Possibility of a Large Increase in Climate Change Cost; Paper by JICA Research Institute Research Fellow Narita Published in PNAS

2015.05.07

A paper by JICA Research Institute Research Fellow Daiju Narita incorporating new factors to estimate the economic value of future damages and impacts caused by climate change - "Environmental Tipping Points Significantly Affect the Cost-Benefit Assessment of Climate Policies" - was published in PNAS, Proceedings of the National Academy of Sciences of the United States of America. PNAS is a highly influential scientific journal ranking along with "Nature" and "Science," and it publishes cutting-edge research. The paper points out that the social cost of climate change may greatly exceed most current cost-benefit analyses of climate change, which may suggest more stringent climate policy in future discussions.

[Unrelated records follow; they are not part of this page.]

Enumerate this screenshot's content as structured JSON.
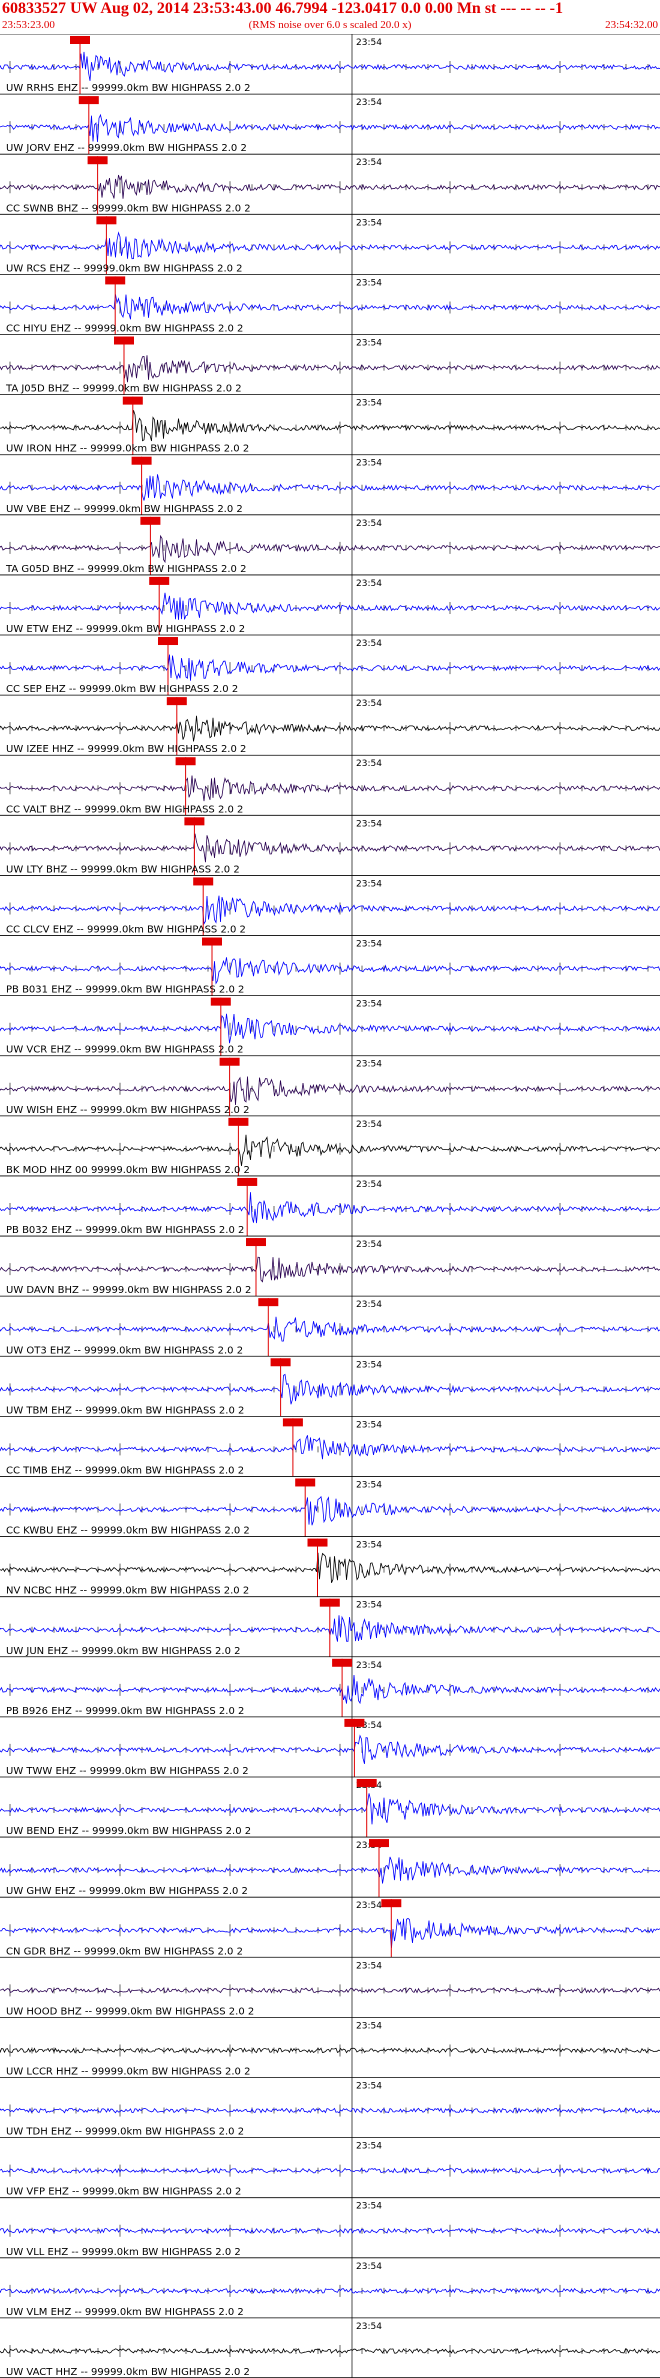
{
  "header": {
    "title": "60833527 UW Aug 02, 2014 23:53:43.00   46.7994 -123.0417   0.0 0.00 Mn st --- -- --   -1",
    "start_time": "23:53:23.00",
    "note": "(RMS noise over 6.0 s scaled 20.0 x)",
    "end_time": "23:54:32.00"
  },
  "colors": {
    "header_text": "#e00000",
    "pick": "#e00000",
    "trace_blue": "#0000ff",
    "trace_dark": "#280050",
    "trace_black": "#000000"
  },
  "chart_data": {
    "type": "line",
    "title": "60833527 UW Aug 02, 2014 23:53:43.00   46.7994 -123.0417   0.0 0.00 Mn st --- -- --   -1",
    "x_axis": {
      "start": "23:53:23.00",
      "end": "23:54:32.00",
      "minute_label": "23:54",
      "grid": true
    },
    "traces": [
      {
        "label": "UW RRHS EHZ -- 99999.0km BW  HIGHPASS  2.0  2",
        "pick": true,
        "color": "blue"
      },
      {
        "label": "UW JORV EHZ -- 99999.0km BW  HIGHPASS  2.0  2",
        "pick": true,
        "color": "blue"
      },
      {
        "label": "CC SWNB BHZ -- 99999.0km BW  HIGHPASS  2.0  2",
        "pick": true,
        "color": "dark"
      },
      {
        "label": "UW RCS EHZ -- 99999.0km BW  HIGHPASS  2.0  2",
        "pick": true,
        "color": "blue"
      },
      {
        "label": "CC HIYU EHZ -- 99999.0km BW  HIGHPASS  2.0  2",
        "pick": true,
        "color": "blue"
      },
      {
        "label": "TA J05D BHZ -- 99999.0km BW  HIGHPASS  2.0  2",
        "pick": true,
        "color": "dark"
      },
      {
        "label": "UW IRON HHZ -- 99999.0km BW  HIGHPASS  2.0  2",
        "pick": true,
        "color": "black"
      },
      {
        "label": "UW VBE EHZ -- 99999.0km BW  HIGHPASS  2.0  2",
        "pick": true,
        "color": "blue"
      },
      {
        "label": "TA G05D BHZ -- 99999.0km BW  HIGHPASS  2.0  2",
        "pick": true,
        "color": "dark"
      },
      {
        "label": "UW ETW EHZ -- 99999.0km BW  HIGHPASS  2.0  2",
        "pick": true,
        "color": "blue"
      },
      {
        "label": "CC SEP EHZ -- 99999.0km BW  HIGHPASS  2.0  2",
        "pick": true,
        "color": "blue"
      },
      {
        "label": "UW IZEE HHZ -- 99999.0km BW  HIGHPASS  2.0  2",
        "pick": true,
        "color": "black"
      },
      {
        "label": "CC VALT BHZ -- 99999.0km BW  HIGHPASS  2.0  2",
        "pick": true,
        "color": "dark"
      },
      {
        "label": "UW LTY BHZ -- 99999.0km BW  HIGHPASS  2.0  2",
        "pick": true,
        "color": "dark"
      },
      {
        "label": "CC CLCV EHZ -- 99999.0km BW  HIGHPASS  2.0  2",
        "pick": true,
        "color": "blue"
      },
      {
        "label": "PB B031 EHZ -- 99999.0km BW  HIGHPASS  2.0  2",
        "pick": true,
        "color": "blue"
      },
      {
        "label": "UW VCR EHZ -- 99999.0km BW  HIGHPASS  2.0  2",
        "pick": true,
        "color": "blue"
      },
      {
        "label": "UW WISH EHZ -- 99999.0km BW  HIGHPASS  2.0  2",
        "pick": true,
        "color": "dark"
      },
      {
        "label": "BK MOD HHZ 00 99999.0km BW  HIGHPASS  2.0  2",
        "pick": true,
        "color": "black"
      },
      {
        "label": "PB B032 EHZ -- 99999.0km BW  HIGHPASS  2.0  2",
        "pick": true,
        "color": "blue"
      },
      {
        "label": "UW DAVN BHZ -- 99999.0km BW  HIGHPASS  2.0  2",
        "pick": true,
        "color": "dark"
      },
      {
        "label": "UW OT3 EHZ -- 99999.0km BW  HIGHPASS  2.0  2",
        "pick": true,
        "color": "blue"
      },
      {
        "label": "UW TBM EHZ -- 99999.0km BW  HIGHPASS  2.0  2",
        "pick": true,
        "color": "blue"
      },
      {
        "label": "CC TIMB EHZ -- 99999.0km BW  HIGHPASS  2.0  2",
        "pick": true,
        "color": "blue"
      },
      {
        "label": "CC KWBU EHZ -- 99999.0km BW  HIGHPASS  2.0  2",
        "pick": true,
        "color": "blue"
      },
      {
        "label": "NV NCBC HHZ -- 99999.0km BW  HIGHPASS  2.0  2",
        "pick": true,
        "color": "black"
      },
      {
        "label": "UW JUN EHZ -- 99999.0km BW  HIGHPASS  2.0  2",
        "pick": true,
        "color": "blue"
      },
      {
        "label": "PB B926 EHZ -- 99999.0km BW  HIGHPASS  2.0  2",
        "pick": true,
        "color": "blue"
      },
      {
        "label": "UW TWW EHZ -- 99999.0km BW  HIGHPASS  2.0  2",
        "pick": true,
        "color": "blue"
      },
      {
        "label": "UW BEND EHZ -- 99999.0km BW  HIGHPASS  2.0  2",
        "pick": true,
        "color": "blue"
      },
      {
        "label": "UW GHW EHZ -- 99999.0km BW  HIGHPASS  2.0  2",
        "pick": true,
        "color": "blue"
      },
      {
        "label": "CN GDR BHZ -- 99999.0km BW  HIGHPASS  2.0  2",
        "pick": true,
        "color": "blue"
      },
      {
        "label": "UW HOOD BHZ -- 99999.0km BW  HIGHPASS  2.0  2",
        "pick": false,
        "color": "dark"
      },
      {
        "label": "UW LCCR HHZ -- 99999.0km BW  HIGHPASS  2.0  2",
        "pick": false,
        "color": "black"
      },
      {
        "label": "UW TDH EHZ -- 99999.0km BW  HIGHPASS  2.0  2",
        "pick": false,
        "color": "blue"
      },
      {
        "label": "UW VFP EHZ -- 99999.0km BW  HIGHPASS  2.0  2",
        "pick": false,
        "color": "blue"
      },
      {
        "label": "UW VLL EHZ -- 99999.0km BW  HIGHPASS  2.0  2",
        "pick": false,
        "color": "blue"
      },
      {
        "label": "UW VLM EHZ -- 99999.0km BW  HIGHPASS  2.0  2",
        "pick": false,
        "color": "blue"
      },
      {
        "label": "UW VACT HHZ -- 99999.0km BW  HIGHPASS  2.0  2",
        "pick": false,
        "color": "black"
      }
    ]
  }
}
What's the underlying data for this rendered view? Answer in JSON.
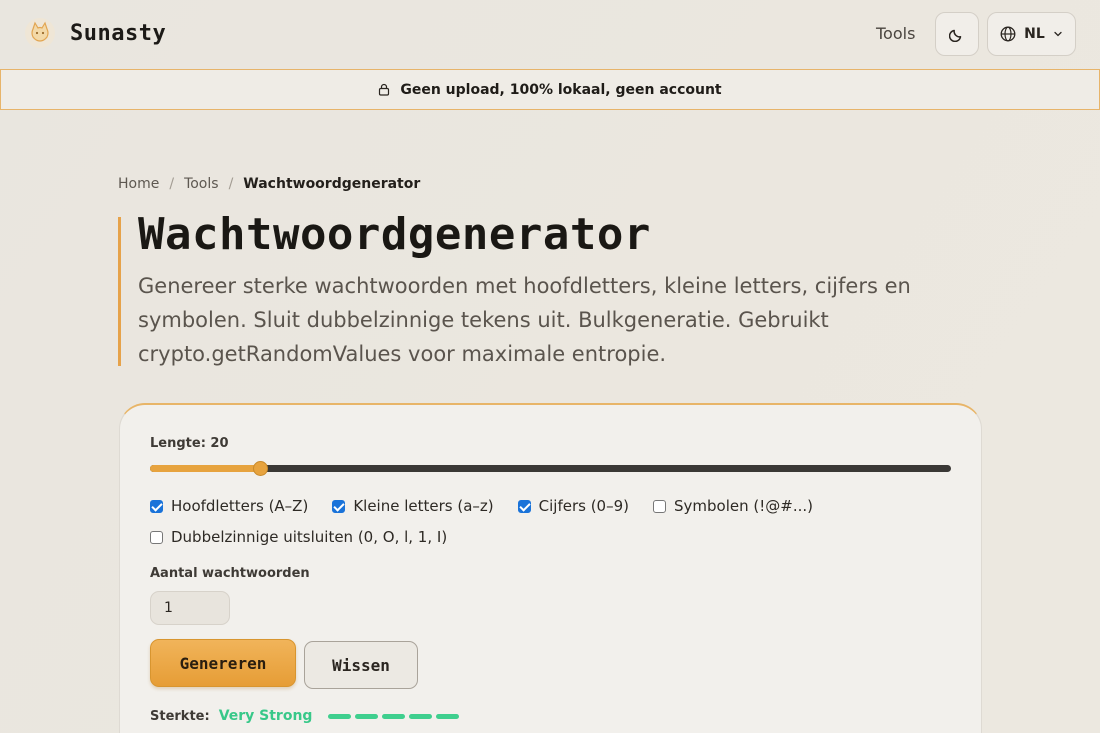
{
  "header": {
    "brand": "Sunasty",
    "nav_tools": "Tools",
    "language": "NL"
  },
  "banner": {
    "text": "Geen upload, 100% lokaal, geen account"
  },
  "breadcrumb": {
    "home": "Home",
    "tools": "Tools",
    "current": "Wachtwoordgenerator",
    "separator": "/"
  },
  "hero": {
    "title": "Wachtwoordgenerator",
    "description": "Genereer sterke wachtwoorden met hoofdletters, kleine letters, cijfers en symbolen. Sluit dubbelzinnige tekens uit. Bulkgeneratie. Gebruikt crypto.getRandomValues voor maximale entropie."
  },
  "generator": {
    "length_label": "Lengte: 20",
    "length_value": 20,
    "length_fill_fraction": 0.137,
    "options": [
      {
        "label": "Hoofdletters (A–Z)",
        "checked": true
      },
      {
        "label": "Kleine letters (a–z)",
        "checked": true
      },
      {
        "label": "Cijfers (0–9)",
        "checked": true
      },
      {
        "label": "Symbolen (!@#...)",
        "checked": false
      },
      {
        "label": "Dubbelzinnige uitsluiten (0, O, l, 1, I)",
        "checked": false
      }
    ],
    "count_label": "Aantal wachtwoorden",
    "count_value": "1",
    "generate_label": "Genereren",
    "clear_label": "Wissen",
    "strength_label": "Sterkte:",
    "strength_value": "Very Strong",
    "strength_level": 5,
    "strength_max": 5
  },
  "colors": {
    "accent": "#e7a33e",
    "strength": "#3fcf8e",
    "checkbox": "#1a73d9"
  },
  "icons": {
    "logo": "cat-logo",
    "theme": "moon-icon",
    "language": "globe-icon",
    "dropdown": "chevron-down-icon",
    "banner": "lock-icon"
  }
}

Methodology used for estimating the economic cost of damages and impacts caused by climate change normally places the social cost of carbon emissions at around $40 per ton, as calculated by a joint working group of US government agencies. However, climate change has irreversible risk factors, such as forest dieback, in which once a situation occurs, it is not possible to return to the original condition. Moreover, the risk interacts with the limited substitutability of ecosystem services. In traditional estimates, there is an inadequate impact assessment of irreversible risk and limited substitutability. In this paper Narita conducted simulations that added these two extremely important factors into the cost-benefit analyses of climate change.

Amazon rainforest

Amazon rainforest, "lungs" of the planet
(Photo: Shinichi Kuno/JICA)

The results showed that, depending on the situation, the cost of carbon emissions could be several times greater than traditional estimates.

According to Narita, research incorporating irreversible risk factors in estimates of the cost of damages and impacts caused by climate change has been conducted in the past, but the significance of this paper is to deal with risk factors with limited substitutability. Narita said, "There is a need for further research as this could change people's understanding of the climate change problem in the future."

Currently at JICA-RI, Narita is engaged in researches in air pollution in Asian cities, in economic value of forests in Ethiopia, and in evaluation methods of JICA projects in terms of climate change adaptation. The paper published in PNAS is a compilation of the research Narita was conducting while at the Kiel Institute for the World Economy, Germany, before assuming his position at JICA-RI.